Over the course of the past 12 months, evidence of humanity’s blind hurtle toward climate catastrophe piled up: ice sheets crumbled, wildfires swept the world, and we learned one million species face extinction. But that’s just half of the story.

In a video produced by Time magazine, Greta Thunberg — whose rapid transformation from lone climate striker to Person of the Year is proof on its own that 2019 was a momentous year for climate politics — says not all is lost. “We’re often told about these negative tipping points, things that we can’t change,” she said. “There can also be positive tipping points, like when people decide they have had enough.”

Thunberg is right. This was the year, a moment in time decades in the making, that the scales finally tipped in favor of political action to address climate change. Here’s the proof.

The kids took matters into their own hands. In 2019, millions of youth activists took to the streets to make it known that they vehemently disapprove of the job adults are doing to curtail rising emissions. Following in the footsteps of generation Z, teachers, parents, and employees of some of the world’s biggest companies walked out in protest of government inaction on the crisis. These climate strikes took place on multiple Fridays throughout the fall of 2019, in cities around the world like Islamabad, Seoul, Berlin, New York, and Seattle. They will continue in 2020, as a global movement sparked, in part, by the courage of an autistic Swedish teenager continues to grow.

Presidential candidates stepped up. Climate change has never been a top priority at Democratic debates, but the crisis has never been more pronounced than it is right now, and Democrats have never been more concerned about the looming crisis. Shouldn’t debate moderators be asking the (countless) Democrats running for president a bunch of questions about how they aim to address this global threat?

The Democratic National Committee doesn’t seem to think so — when former candidate and current Washington state Governor Jay Inslee appealed to the committee to host a debate solely focused on climate change this summer, the DNC refused. That hasn’t stopped many of the candidates from unveiling ambitious climate proposals that aim to protect everything from national parks, to coastal communities, to the planet’s oceans. And it hasn’t stopped them from tying other issues like health care and agriculture to the climate crisis during debates and town halls. And all of the Democrats that qualified for the December primary debate have endorsed the Green New Deal. Speaking of which …
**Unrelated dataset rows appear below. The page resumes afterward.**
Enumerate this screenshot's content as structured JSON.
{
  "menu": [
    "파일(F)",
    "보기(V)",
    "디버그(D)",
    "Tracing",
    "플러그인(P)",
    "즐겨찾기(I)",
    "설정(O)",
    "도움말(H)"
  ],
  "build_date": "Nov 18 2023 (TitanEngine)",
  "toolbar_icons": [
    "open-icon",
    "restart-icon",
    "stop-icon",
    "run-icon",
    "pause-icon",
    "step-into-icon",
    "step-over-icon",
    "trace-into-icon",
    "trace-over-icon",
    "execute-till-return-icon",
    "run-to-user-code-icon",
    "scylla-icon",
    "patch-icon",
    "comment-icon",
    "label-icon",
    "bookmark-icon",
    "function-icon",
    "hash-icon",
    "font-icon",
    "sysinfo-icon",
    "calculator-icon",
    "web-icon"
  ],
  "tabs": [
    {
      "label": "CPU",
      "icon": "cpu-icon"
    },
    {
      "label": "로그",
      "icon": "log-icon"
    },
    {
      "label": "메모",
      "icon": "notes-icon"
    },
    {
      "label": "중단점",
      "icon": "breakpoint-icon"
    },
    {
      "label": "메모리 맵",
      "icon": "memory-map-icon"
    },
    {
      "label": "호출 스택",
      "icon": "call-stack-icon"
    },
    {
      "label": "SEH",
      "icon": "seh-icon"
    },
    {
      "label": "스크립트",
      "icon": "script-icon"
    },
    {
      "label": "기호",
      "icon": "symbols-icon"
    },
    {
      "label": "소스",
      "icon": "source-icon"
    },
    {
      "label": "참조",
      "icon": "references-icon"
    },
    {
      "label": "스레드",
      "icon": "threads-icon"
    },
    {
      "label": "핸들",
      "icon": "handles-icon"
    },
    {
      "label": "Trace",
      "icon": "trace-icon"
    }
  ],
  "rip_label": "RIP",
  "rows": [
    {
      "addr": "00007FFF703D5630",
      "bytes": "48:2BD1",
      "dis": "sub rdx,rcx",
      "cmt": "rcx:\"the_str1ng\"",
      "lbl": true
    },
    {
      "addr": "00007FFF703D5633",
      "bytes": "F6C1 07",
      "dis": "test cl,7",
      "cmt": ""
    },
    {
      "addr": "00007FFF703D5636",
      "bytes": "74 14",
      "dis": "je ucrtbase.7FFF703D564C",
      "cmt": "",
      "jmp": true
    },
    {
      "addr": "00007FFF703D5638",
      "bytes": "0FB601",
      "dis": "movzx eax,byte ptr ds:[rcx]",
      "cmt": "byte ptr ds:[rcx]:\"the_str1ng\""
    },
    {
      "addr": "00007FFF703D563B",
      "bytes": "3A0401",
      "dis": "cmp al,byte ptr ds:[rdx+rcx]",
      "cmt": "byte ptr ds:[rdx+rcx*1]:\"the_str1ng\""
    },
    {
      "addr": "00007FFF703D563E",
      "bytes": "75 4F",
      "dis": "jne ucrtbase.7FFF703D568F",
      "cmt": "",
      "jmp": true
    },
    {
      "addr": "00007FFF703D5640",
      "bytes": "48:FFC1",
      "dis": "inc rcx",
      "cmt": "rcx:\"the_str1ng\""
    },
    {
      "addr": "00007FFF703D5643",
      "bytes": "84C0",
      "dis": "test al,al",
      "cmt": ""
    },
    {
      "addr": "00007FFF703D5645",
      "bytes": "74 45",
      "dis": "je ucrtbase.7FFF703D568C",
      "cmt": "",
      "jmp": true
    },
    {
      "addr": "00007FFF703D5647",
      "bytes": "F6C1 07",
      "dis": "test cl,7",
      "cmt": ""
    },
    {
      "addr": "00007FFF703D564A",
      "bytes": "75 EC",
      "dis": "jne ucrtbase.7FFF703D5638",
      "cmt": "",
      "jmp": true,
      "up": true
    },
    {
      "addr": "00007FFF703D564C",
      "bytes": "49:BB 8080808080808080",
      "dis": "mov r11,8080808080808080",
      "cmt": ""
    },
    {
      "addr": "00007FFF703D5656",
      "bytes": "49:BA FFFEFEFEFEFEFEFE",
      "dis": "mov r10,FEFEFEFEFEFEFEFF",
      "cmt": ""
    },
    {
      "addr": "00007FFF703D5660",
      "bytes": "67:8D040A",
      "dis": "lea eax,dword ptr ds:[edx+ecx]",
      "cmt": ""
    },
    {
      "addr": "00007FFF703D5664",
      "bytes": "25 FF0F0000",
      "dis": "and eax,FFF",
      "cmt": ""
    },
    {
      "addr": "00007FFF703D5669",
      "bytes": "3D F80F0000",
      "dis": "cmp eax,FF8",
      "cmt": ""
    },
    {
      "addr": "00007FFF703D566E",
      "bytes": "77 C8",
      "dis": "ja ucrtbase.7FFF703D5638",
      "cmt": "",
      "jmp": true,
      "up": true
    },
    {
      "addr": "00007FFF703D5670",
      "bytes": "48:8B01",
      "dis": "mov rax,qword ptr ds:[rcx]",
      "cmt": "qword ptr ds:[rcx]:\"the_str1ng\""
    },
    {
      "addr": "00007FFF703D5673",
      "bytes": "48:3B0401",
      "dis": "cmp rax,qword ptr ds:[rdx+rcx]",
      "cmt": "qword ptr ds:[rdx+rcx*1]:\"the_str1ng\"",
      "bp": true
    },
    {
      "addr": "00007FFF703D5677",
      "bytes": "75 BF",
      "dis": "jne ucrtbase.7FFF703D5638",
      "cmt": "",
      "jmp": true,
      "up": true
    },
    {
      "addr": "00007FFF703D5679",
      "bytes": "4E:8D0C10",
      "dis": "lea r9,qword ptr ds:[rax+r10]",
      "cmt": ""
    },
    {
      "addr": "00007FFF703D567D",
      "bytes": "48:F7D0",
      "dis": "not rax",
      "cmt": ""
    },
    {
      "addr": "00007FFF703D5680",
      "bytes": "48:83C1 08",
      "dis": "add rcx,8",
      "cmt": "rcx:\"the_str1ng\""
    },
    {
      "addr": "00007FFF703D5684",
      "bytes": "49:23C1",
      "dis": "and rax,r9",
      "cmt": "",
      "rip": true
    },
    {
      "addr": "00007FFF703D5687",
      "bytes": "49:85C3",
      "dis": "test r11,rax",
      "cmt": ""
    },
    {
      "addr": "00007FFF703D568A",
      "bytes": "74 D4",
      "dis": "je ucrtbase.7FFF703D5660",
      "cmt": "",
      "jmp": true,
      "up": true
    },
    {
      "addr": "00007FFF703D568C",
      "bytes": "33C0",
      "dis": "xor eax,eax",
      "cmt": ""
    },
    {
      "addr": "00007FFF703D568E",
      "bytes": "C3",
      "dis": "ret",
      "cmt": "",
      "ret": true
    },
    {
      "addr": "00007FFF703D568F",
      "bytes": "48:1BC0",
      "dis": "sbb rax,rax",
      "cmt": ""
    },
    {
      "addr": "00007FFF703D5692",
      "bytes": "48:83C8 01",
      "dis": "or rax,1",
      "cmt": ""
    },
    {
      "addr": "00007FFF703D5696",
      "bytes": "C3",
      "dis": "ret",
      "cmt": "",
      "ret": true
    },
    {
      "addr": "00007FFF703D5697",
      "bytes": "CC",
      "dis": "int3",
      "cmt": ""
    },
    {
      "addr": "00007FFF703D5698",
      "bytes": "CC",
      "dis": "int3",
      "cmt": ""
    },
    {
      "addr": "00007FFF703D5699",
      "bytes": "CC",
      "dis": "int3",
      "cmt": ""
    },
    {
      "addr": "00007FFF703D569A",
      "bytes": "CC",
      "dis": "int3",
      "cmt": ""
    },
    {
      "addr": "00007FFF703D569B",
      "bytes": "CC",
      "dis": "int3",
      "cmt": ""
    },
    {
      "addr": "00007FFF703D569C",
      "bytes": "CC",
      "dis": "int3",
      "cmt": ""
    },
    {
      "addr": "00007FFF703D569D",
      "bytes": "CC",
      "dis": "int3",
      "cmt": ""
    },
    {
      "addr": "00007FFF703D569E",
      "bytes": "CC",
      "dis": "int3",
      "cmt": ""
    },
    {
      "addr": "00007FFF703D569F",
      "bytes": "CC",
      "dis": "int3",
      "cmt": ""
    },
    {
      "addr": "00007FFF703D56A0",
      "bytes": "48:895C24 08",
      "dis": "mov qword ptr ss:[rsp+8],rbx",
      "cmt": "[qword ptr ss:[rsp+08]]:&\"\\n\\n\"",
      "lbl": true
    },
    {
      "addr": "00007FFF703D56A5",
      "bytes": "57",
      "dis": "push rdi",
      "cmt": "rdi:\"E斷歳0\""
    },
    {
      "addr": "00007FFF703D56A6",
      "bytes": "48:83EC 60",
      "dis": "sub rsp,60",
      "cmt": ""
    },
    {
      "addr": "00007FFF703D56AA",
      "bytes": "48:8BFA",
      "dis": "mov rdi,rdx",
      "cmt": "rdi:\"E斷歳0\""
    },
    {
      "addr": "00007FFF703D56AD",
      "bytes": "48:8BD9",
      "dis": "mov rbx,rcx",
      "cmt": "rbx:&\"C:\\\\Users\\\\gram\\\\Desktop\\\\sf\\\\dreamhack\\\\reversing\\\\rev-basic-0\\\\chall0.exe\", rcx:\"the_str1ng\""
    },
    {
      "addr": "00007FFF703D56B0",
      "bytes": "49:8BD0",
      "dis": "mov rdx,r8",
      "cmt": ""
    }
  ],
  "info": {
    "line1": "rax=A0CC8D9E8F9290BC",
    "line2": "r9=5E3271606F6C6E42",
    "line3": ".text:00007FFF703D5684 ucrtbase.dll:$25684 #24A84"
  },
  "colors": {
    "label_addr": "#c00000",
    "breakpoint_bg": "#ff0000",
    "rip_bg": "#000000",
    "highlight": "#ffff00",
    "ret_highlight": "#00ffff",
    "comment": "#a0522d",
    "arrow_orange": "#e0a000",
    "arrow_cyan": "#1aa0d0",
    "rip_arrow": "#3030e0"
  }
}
The Green New Deal burst onto the national stage. In February, freshman New York Representative Alexandria Ocasio-Cortez and junior Massachusetts Senator Ed Markey co-introduced a resolution “recognizing the duty of the Federal Government to create a Green New Deal.” Such a deal, as its authors see it, would transition the U.S. economy to renewable energy and create millions of jobs in the process. Republicans have called the resolution “self-inflicted economic ruin”, but dozens of Democratic senators and representatives endorsed the deal. Regardless of whether such an ambitious vision actually gets enacted, it’s prompted the Democratic establishment and some members of the GOP to start thinking about their own climate plans. That means that, after decades of relative silence, climate chatter has finally returned to Congress.

Voters and scientists started to align. Individual climate scientists have defined the current state of the environment as an “emergency” before, and so have some governments in places like New York City and the United Kingdom. In November, 11,000 scientists took things up a notch by banding together to declare a climate emergency in the science journal BioScience. As my colleague Miyo McGinn explained, this was no ordinary climate emergency. “For one thing,” she wrote, “it’s peer-reviewed. It’s also the first time so many scientists have directly told the public that the current state of the climate constitutes a crisis, rather than letting their data speak for itself.”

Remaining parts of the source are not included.